On finit par en contracter l’habitus, comme disent les latins, une disposition acquise, voire une
seconde nature.
• mais comment savoir ce qu’il faut faire pour accomplir un acte courageux, concrètement : comment
savoir jusqu’à quel point, avec quelle énergie, jusqu’à quel sacrifice, il faut se battre pour être
courageux ? Comment savoir ce que je dois dire lorsqu’on me félicite pour un acte honorable, afin de
ne faire preuve ni de vanité ni de fausse modestie ?
Ici le modèle de la science est inapproprié, le monde pratique dans lequel nous vivons est fait de
situations singulières, donc ne peut être l’objet que d’opinion (thèse constante d’Aristote).

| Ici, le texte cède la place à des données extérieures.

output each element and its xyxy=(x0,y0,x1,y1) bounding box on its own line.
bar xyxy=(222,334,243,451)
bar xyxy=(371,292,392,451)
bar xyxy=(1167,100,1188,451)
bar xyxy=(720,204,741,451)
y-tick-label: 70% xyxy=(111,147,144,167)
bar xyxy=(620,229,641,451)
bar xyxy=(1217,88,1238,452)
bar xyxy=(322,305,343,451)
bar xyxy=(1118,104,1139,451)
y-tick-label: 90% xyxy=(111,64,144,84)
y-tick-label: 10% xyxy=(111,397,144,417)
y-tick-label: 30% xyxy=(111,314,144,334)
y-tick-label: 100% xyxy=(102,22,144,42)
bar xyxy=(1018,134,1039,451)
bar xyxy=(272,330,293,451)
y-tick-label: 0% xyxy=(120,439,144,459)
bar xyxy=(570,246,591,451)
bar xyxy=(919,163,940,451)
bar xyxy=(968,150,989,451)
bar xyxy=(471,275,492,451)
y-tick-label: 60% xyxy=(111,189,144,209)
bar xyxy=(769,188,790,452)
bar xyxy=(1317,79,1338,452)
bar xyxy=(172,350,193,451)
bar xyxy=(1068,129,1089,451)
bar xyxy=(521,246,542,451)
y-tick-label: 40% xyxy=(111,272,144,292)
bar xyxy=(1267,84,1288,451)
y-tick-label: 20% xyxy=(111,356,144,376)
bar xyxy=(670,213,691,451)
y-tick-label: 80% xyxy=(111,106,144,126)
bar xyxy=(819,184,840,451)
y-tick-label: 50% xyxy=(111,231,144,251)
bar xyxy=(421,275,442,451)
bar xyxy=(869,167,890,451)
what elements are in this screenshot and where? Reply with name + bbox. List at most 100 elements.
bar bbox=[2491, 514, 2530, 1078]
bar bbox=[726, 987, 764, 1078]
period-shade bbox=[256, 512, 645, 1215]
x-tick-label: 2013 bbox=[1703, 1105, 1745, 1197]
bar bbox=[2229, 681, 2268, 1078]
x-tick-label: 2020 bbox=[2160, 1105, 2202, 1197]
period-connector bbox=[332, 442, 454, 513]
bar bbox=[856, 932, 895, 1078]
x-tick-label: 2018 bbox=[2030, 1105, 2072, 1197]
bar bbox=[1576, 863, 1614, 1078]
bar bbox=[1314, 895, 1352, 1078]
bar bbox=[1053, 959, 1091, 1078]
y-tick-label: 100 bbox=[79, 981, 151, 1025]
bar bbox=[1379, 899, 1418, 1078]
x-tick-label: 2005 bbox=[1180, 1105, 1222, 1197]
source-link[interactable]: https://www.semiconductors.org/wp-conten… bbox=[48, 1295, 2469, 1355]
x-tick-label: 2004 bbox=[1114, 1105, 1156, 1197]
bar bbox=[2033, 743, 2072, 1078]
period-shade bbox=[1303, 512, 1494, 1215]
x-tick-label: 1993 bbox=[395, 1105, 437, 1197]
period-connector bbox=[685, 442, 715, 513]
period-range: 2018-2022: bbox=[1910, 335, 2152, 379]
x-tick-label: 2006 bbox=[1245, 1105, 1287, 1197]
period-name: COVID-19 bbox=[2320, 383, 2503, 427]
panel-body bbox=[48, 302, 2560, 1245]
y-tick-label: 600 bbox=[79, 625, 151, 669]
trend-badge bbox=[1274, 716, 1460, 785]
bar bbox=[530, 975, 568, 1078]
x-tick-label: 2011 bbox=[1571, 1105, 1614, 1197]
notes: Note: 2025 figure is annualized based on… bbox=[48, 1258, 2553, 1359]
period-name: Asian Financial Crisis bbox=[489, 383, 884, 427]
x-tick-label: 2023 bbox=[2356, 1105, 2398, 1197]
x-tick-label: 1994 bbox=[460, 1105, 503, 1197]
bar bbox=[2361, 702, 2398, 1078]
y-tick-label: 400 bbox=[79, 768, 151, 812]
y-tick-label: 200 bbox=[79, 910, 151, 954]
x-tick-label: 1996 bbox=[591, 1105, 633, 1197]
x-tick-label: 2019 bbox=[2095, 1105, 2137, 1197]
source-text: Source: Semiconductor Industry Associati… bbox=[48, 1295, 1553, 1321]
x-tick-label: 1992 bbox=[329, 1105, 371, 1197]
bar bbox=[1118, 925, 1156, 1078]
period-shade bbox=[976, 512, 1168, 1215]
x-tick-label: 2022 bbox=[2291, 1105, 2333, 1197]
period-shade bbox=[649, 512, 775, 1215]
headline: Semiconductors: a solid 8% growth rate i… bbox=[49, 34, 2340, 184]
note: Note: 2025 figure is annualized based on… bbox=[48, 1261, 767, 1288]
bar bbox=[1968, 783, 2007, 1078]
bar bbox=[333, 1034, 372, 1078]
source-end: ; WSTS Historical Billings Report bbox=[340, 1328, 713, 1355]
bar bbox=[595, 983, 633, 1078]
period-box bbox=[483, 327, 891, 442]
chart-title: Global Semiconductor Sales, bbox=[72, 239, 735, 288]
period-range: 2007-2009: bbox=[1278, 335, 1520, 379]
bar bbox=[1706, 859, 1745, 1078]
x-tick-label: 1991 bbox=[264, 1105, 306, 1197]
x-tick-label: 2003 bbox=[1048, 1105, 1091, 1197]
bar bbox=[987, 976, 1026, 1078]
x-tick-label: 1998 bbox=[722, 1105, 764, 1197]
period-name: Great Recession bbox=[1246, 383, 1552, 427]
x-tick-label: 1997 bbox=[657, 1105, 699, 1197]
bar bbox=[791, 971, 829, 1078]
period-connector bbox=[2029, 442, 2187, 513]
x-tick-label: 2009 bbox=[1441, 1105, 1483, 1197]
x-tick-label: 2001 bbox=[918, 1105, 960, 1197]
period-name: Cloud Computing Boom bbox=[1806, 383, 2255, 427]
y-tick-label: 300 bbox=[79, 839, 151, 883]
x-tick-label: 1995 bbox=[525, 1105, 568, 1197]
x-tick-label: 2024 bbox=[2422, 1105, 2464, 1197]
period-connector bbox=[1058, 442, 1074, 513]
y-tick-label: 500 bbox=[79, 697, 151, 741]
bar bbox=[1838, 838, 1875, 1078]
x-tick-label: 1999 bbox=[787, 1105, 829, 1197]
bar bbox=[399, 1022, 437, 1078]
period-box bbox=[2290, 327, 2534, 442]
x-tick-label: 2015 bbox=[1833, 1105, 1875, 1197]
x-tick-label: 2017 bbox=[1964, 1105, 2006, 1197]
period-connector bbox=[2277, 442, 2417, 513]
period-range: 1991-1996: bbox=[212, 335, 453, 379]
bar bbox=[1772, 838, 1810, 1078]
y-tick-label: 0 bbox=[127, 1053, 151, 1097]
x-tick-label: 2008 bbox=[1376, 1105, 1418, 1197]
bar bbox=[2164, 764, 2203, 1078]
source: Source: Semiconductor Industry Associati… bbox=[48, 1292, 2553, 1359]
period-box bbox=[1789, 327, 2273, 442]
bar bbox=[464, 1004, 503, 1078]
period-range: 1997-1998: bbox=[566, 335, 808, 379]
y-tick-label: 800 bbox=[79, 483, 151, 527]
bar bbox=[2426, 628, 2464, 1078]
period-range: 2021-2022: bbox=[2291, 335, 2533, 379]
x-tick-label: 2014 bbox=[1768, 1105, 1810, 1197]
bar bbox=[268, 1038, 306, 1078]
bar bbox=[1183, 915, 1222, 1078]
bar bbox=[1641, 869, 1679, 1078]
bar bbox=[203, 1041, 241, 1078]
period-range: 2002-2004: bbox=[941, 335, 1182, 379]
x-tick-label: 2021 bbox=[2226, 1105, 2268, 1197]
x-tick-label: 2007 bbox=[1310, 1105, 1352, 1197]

Pour déterminer notre décision, nous raisonnons, de manière consciente ou non : nous avons estimé la
situation (à qui l’on a affaire, dans quelle circonstance, etc.) et nous avons tranché entre diverses
options possibles : la délibération se conclut par une décision et l’action. Le combattant à estimer le
risque qu’il courait, les forces de l’adversaire, les siennes propres, … et a agis en conséquence. De
même l’homme honoré a estimé le caractère de ses interlocuteurs, etc., et a trouvé le mot adéquate
pour n’être ni prétentieux ni inutilement humble. La « phronesis » ou sagesse pratique
est cette vertu
intellectuelle qui nous rend capable d’estimer correctement une situation et les personnes concernées,
et déterminer l’action la plus approprié. Elle nous rend donc capable d’appliquer la règle (« tu ne dois
pas faiblir » ; « tu ne dois pas te vanter », etc) en situation concrète, ou d’atteindre notre fin (le courage,
etc) avec les moyens adéquates.
• Mais parfois, nous hésitons non pas sur la bonne manière d’atteindre telle fin (l’acte courageux, la
modération, etc.) sur quelles fins poursuivre, parmi plusieurs : par exemple, dois-je rester au combat/
au travail, ou dois-je remplir d’autres obligations, comme mes devoirs familiaux ? La concurrence
entre plusieurs fins et les conflits de devoirs ne sont pas du tout exceptionnels : ils sont quotidiens. Ils
sont liés au fait que nous multiplions nos activités, nos relations, et nos statuts (amis, employé,
collègue, père, etc…), sans nous diviser nous-mêmes. Comment être un bon fils, et un bon ami, et un
bon étudiant, etc. ? Certains statuts et obligations qui y sont liées imposent une hiérarchie stricte,
formelle : certaines professions impliquent une priorité sur nos obligations familiales. Mais dans la
plupart des cas, la hiérarchie est variable selon les moments, les situations. Selon Aristote, l’éthique,
comme la politique, est l’art de hiérarchiser mes fins au mieux selon les circonstances (afin de
réussir sa vie, individuelle en éthique, la vie collective de la cité en politique). La phronesis, la sagesse
pratique, est cette qualité intellectuelle qui nous fait choisir les bonnes fins en fonction des bonnes
circonstances.
• C’est une vertu que peuvent partager l’homme privé (vous, moi) et l’homme public (l’homme
politique ou le général, comme Périclès pour Aristote, Napoléon ou De Gaulle pour nous). C’est le
sage qui fournit la mesure de la bonne manière d’agir. Il faut s’inspirer de la manière dont les hommes
sages dans l’action, prudents, vertueux, agissent, s’en servir comme exemple, pour inspirer notre
conduite. L’exemple est plus important que la règle : c’est lui qui donne la règle, comme l’artiste de
génie (Kant, Alain).
Le grec ancien dispose de deux mots traductible par « sagesse ». « Sophia » signifie davantage sagesse
théorique (un savoir général des choses les plus importantes). Phronesis signifie chez Aristote puis Épicure la
sagesse pratique : savoir comment bien agir. Les philosophes latins ont traduit prudentia, qui a donné le français
prudence, mais dont le sens moderne est très appauvri.